It is not at all uncommon for young college students to have uncertainty about their ultimate career paths. For many students still standing at this all-too-common crossroads, especially those who have been exposed to military life by a Family member, the idea of a commission in the Army can be an intriguing possibility. For college students entering their sophomore or junior years, Cadet Summer Training through the Reserve Officers’ Training Corps (ROTC) Basic Camp offers an opportunity to explore the option of a military career by giving them a super-concentrated taste of what it’s like to be an Army Soldier.
Basic Camp, held at Fort Knox, Ky., is the ROTC’s intense four-week introduction to Army life and leadership training. Successful graduation allows Cadets to join the ROTC program at their college and start at the third-year level of the four-year program.
Cadet Summer Training brought over 8,000 Cadets through Basic and Advanced Camp this past summer.
Cadets spent their first few days of Basic Camp learning the ins and outs of Army life under the supervision of experienced drill sergeants. The regimen consisted of several training events beginning with the Army Physical Fitness Test. This test required the Cadets to perform push-ups, sit-ups and the two-mile run.
Next, Cadets were introduced to exercises that required them to work in small-group teams, beginning with an obstacle course. This course teaches Cadets how challenges that seem impossible to accomplish as an individual can be successfully achieved when working as part of a team. In the Team Development Course (TDC), team members had 10 minutes to plan how they were going to meet a specified challenge. They then had 20 minutes to execute the plan.
“By presenting a problem to the squad in the form of an obstacle, one person cannot do it by themselves,” said cadre member SFC William Richards from West Virginia University. “But when you combine all of the different personalities, it creates the cohesiveness of a team.”
With time, Cadets improved their teamwork on the obstacle courses, learning how to effectively communicate and accomplish what was needed by working together.
“With every exercise, we kept building our communication skills and became more effective,” said Cadet Alexis Fitzgerald of Bravo Company, First Platoon, from Princeton University. “We were arguing less and less, and putting people in positions to be effective.”
While the TDC taught the Cadets about teamwork, there were still more lessons to be learned. The Land Navigation course is designed to train Cadets to navigate from one point to another using just a map, a compass and a protractor. The two-person teams are given four hours to find four points on the course.
It is a skill a world away from the convenience provided by today’s navigation and GPS technology. For many Cadets, the notion of only using the computer between your ears to get from point A to point B is completely foreign, but they quickly learned to rely on themselves and their fellow Cadets to overcome the challenges they faced in the field.

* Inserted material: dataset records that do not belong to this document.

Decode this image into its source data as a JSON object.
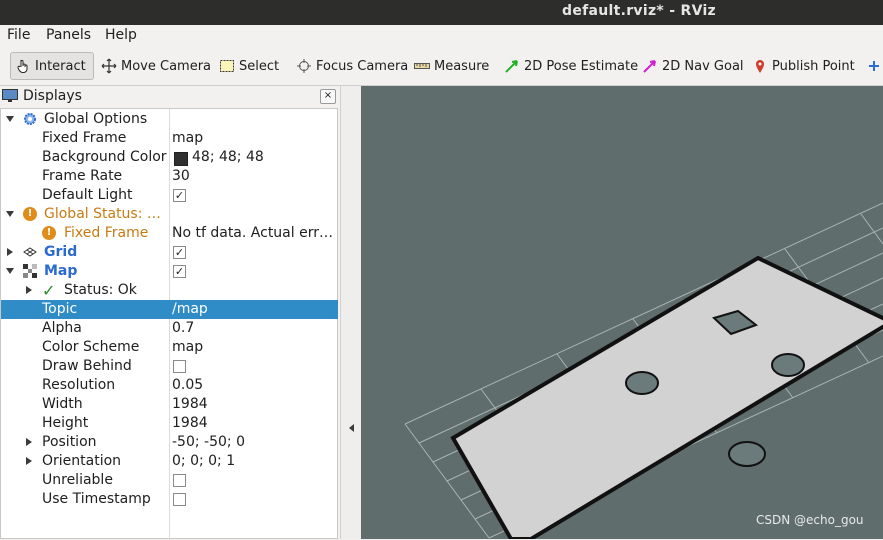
{
  "window": {
    "title": "default.rviz* - RViz"
  },
  "menubar": {
    "file": "File",
    "panels": "Panels",
    "help": "Help"
  },
  "toolbar": {
    "interact": "Interact",
    "move_camera": "Move Camera",
    "select": "Select",
    "focus_camera": "Focus Camera",
    "measure": "Measure",
    "pose_estimate": "2D Pose Estimate",
    "nav_goal": "2D Nav Goal",
    "publish_point": "Publish Point"
  },
  "displays": {
    "title": "Displays",
    "close": "×",
    "global_options": {
      "label": "Global Options",
      "fixed_frame": {
        "key": "Fixed Frame",
        "value": "map"
      },
      "background_color": {
        "key": "Background Color",
        "value": "48; 48; 48",
        "swatch": "#303030"
      },
      "frame_rate": {
        "key": "Frame Rate",
        "value": "30"
      },
      "default_light": {
        "key": "Default Light",
        "checked": true
      }
    },
    "global_status": {
      "label": "Global Status: …",
      "fixed_frame": {
        "key": "Fixed Frame",
        "value": "No tf data.  Actual err…"
      }
    },
    "grid": {
      "label": "Grid",
      "checked": true
    },
    "map": {
      "label": "Map",
      "checked": true,
      "status": "Status: Ok",
      "topic": {
        "key": "Topic",
        "value": "/map"
      },
      "alpha": {
        "key": "Alpha",
        "value": "0.7"
      },
      "color_scheme": {
        "key": "Color Scheme",
        "value": "map"
      },
      "draw_behind": {
        "key": "Draw Behind",
        "checked": false
      },
      "resolution": {
        "key": "Resolution",
        "value": "0.05"
      },
      "width": {
        "key": "Width",
        "value": "1984"
      },
      "height": {
        "key": "Height",
        "value": "1984"
      },
      "position": {
        "key": "Position",
        "value": "-50; -50; 0"
      },
      "orientation": {
        "key": "Orientation",
        "value": "0; 0; 0; 1"
      },
      "unreliable": {
        "key": "Unreliable",
        "checked": false
      },
      "use_timestamp": {
        "key": "Use Timestamp",
        "checked": false
      }
    }
  },
  "colors": {
    "selection": "#308cc6",
    "viewport_bg": "#5f6d6d",
    "map_fill": "#d2d2d2",
    "warning": "#e08c1a"
  },
  "watermark": "CSDN @echo_gou"
}
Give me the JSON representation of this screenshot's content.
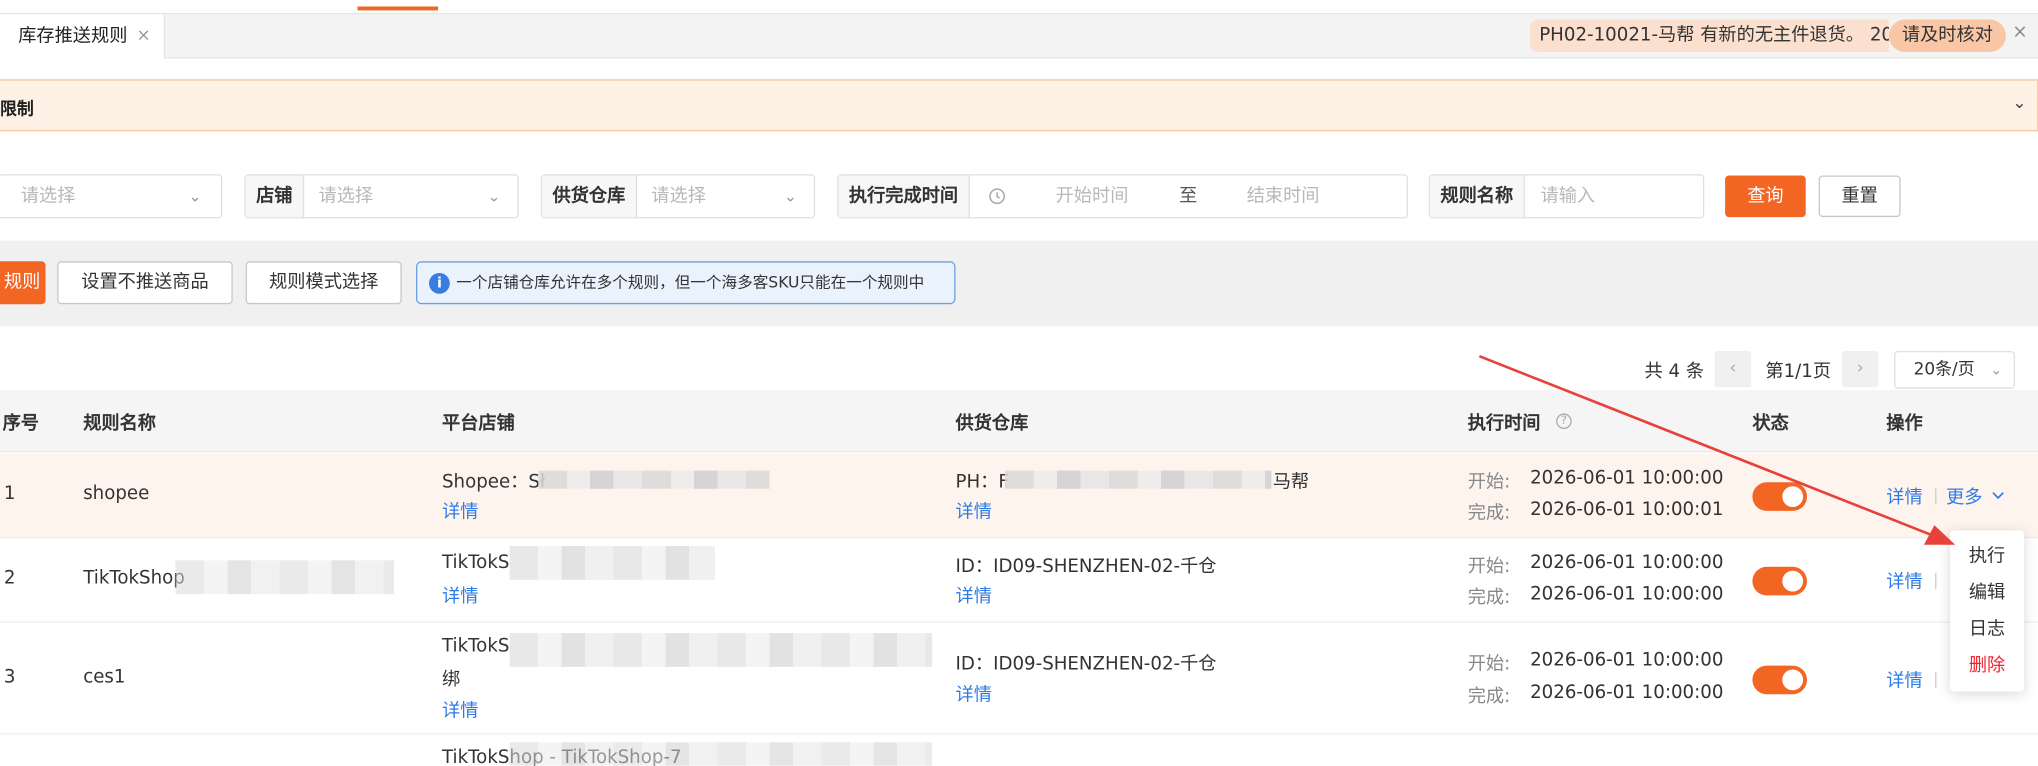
{
  "tab": {
    "title": "库存推送规则",
    "close": "×"
  },
  "notification": {
    "message": "PH02-10021-马帮 有新的无主件退货。 20",
    "action": "请及时核对",
    "close": "×"
  },
  "banner": {
    "text": "限制",
    "chevron": "⌄"
  },
  "filters": {
    "first": {
      "placeholder": "请选择",
      "chevron": "⌄"
    },
    "store": {
      "label": "店铺",
      "placeholder": "请选择",
      "chevron": "⌄"
    },
    "warehouse": {
      "label": "供货仓库",
      "placeholder": "请选择",
      "chevron": "⌄"
    },
    "time": {
      "label": "执行完成时间",
      "start": "开始时间",
      "to": "至",
      "end": "结束时间"
    },
    "rule_name": {
      "label": "规则名称",
      "placeholder": "请输入"
    },
    "query": "查询",
    "reset": "重置"
  },
  "toolbar": {
    "add_rule": "规则",
    "set_no_push": "设置不推送商品",
    "mode_select": "规则模式选择",
    "info": "一个店铺仓库允许在多个规则，但一个海多客SKU只能在一个规则中",
    "info_icon": "i"
  },
  "pager": {
    "total": "共 4 条",
    "prev": "‹",
    "page": "第1/1页",
    "next": "›",
    "size": "20条/页",
    "size_chevron": "⌄"
  },
  "columns": {
    "index": "序号",
    "name": "规则名称",
    "store": "平台店铺",
    "warehouse": "供货仓库",
    "time": "执行时间",
    "time_help": "?",
    "status": "状态",
    "ops": "操作"
  },
  "rows": [
    {
      "index": "1",
      "name": "shopee",
      "store": "Shopee：Sł",
      "store_link": "详情",
      "warehouse": "PH：F",
      "warehouse_suffix": "马帮",
      "warehouse_link": "详情",
      "start_label": "开始:",
      "start": "2026-06-01 10:00:00",
      "end_label": "完成:",
      "end": "2026-06-01 10:00:01",
      "detail": "详情",
      "more": "更多",
      "sep": "|"
    },
    {
      "index": "2",
      "name": "TikTokShop",
      "store": "TikTokS",
      "store_link": "详情",
      "warehouse": "ID：ID09-SHENZHEN-02-千仓",
      "warehouse_link": "详情",
      "start_label": "开始:",
      "start": "2026-06-01 10:00:00",
      "end_label": "完成:",
      "end": "2026-06-01 10:00:00",
      "detail": "详情",
      "sep": "|"
    },
    {
      "index": "3",
      "name": "ces1",
      "store": "TikTokS",
      "store_line2": "绑",
      "store_link": "详情",
      "warehouse": "ID：ID09-SHENZHEN-02-千仓",
      "warehouse_link": "详情",
      "start_label": "开始:",
      "start": "2026-06-01 10:00:00",
      "end_label": "完成:",
      "end": "2026-06-01 10:00:00",
      "detail": "详情",
      "sep": "|"
    },
    {
      "index": "",
      "name": "",
      "store": "TikTokShop - TikTokShop-7"
    }
  ],
  "dropdown": {
    "execute": "执行",
    "edit": "编辑",
    "log": "日志",
    "delete": "删除"
  },
  "colors": {
    "accent": "#f26522",
    "link": "#2d7be5",
    "danger": "#f5222d",
    "arrow": "#e8403a"
  }
}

“This is the foundation for anything we learn in the future,” said Cadet Joseph Cantu from the University of Texas in Rio Grande, Texas. “It’s also something every Soldier should know how to do.”
Basic Camp participants were also exposed to a bit of trial by fire, or in this case, gas. During their four-week experience, Cadets underwent Chemical, Biological, Radiological and Nuclear (CBRN) Threat Training at the CBRN Chamber on post. They were familiarized with the equipment that would protect them from non-lethal, but misery-inducing, gas. They had nine seconds to put the gear on before the gas hit them.
“It kind of felt like you were putting Icy Hot underneath your eyeballs,” said Cadet Braden Hayes of Bravo Company, Third Platoon, from the University of Scranton.
Then the Cadets were required to take off their masks, say their name, where they were from and how many fingers a cadre member was holding up. It gave them a taste of being on the receiving end of a chemical weapon.
“They finally let you go out of the chamber, and your eyes are swollen and you have snot coming out of every pore in your body,” said Cadre member SGT Emmalee Scaff. “It’s insane.”
In the end, Cadets were taken to new heights through their training. Final exercises included ziplining, low crawling, climbing and hanging to conquer their fears. Again, using teamwork, Cadets were able to overcome these climbing-course challenges. A belayer relayed to the climbers where to go to next, what leg to put weight on, what rope to grab. It was preparation for the future, when these young officers-to-be will be responsible for leading Soldiers through dangerous terrain and daunting opposition.
Upon completion of Basic Camp, Cadets found they had been enriched by the experience. They were more familiar with Army life and able to make an informed decision about becoming a commissioned officer in the U.S. Army. For those who passed, it was back to college – looking forward to attending the Advanced Camp next year.
“I definitely feel more confident now as I go back to university and get ready for Advanced Camp [next year].” said Cadet Lindsey Pulverenti from the University of Central Florida. “I haven’t been in ROTC very long so this was my first Army training, but I’m excited to move forward.”